TrojAI is a software designed to detect and mitigate threats in artificial intelligence models and machine learning workflows. The software focuses on identifying security vulnerabilities such as data poisoning, model tampering, and adversarial attacks in AI systems. It provides automated analysis and monitoring tools aimed at assessing model integrity, enabling organizations to strengthen the reliability and security of their AI deployments. TrojAI is utilized to prevent manipulation of training data and model parameters, assisting businesses in securing machine learning applications against various attack vectors while supporting operational compliance and risk management in AI environments.
Zscaler AI Red Teaming software is designed to simulate advanced cyber threats to test and strengthen organizational defenses. The software leverages artificial intelligence to emulate the tactics, techniques, and procedures of adversaries, enabling security teams to identify vulnerabilities in their digital infrastructure. It provides insights into potential gaps in security controls, helps validate detection and response mechanisms, and supports security risk management strategies. By automating complex threat scenarios, the software assists organizations in evaluating the effectiveness of their cybersecurity measures and improving their resilience against evolving threats in a dynamic landscape.

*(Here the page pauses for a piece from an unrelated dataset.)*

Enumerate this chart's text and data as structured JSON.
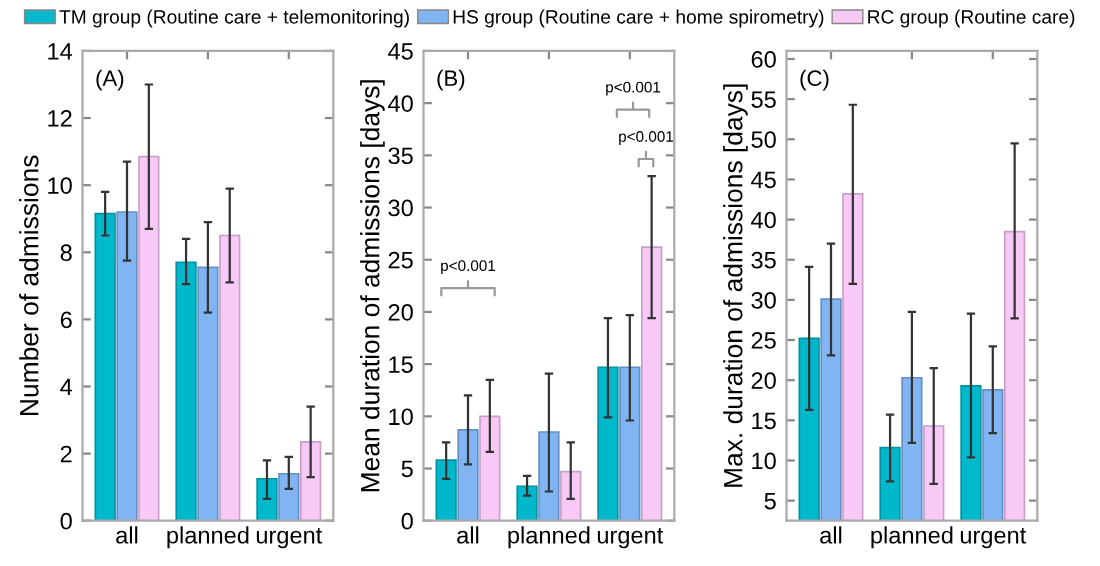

Protect AI is a software developed by Palo Alto Networks that focuses on securing artificial intelligence and machine learning systems. The software provides tools to detect security vulnerabilities, manage risks associated with AI models, and ensure compliance with organizational policies. Protect AI assists organizations in overseeing the integrity of AI deployments by monitoring model behavior, ensuring proper access controls, and tracing data used in machine learning processes. The software is designed to address challenges such as model transparency, unauthorized access, and the identification of security gaps throughout the machine learning lifecycle.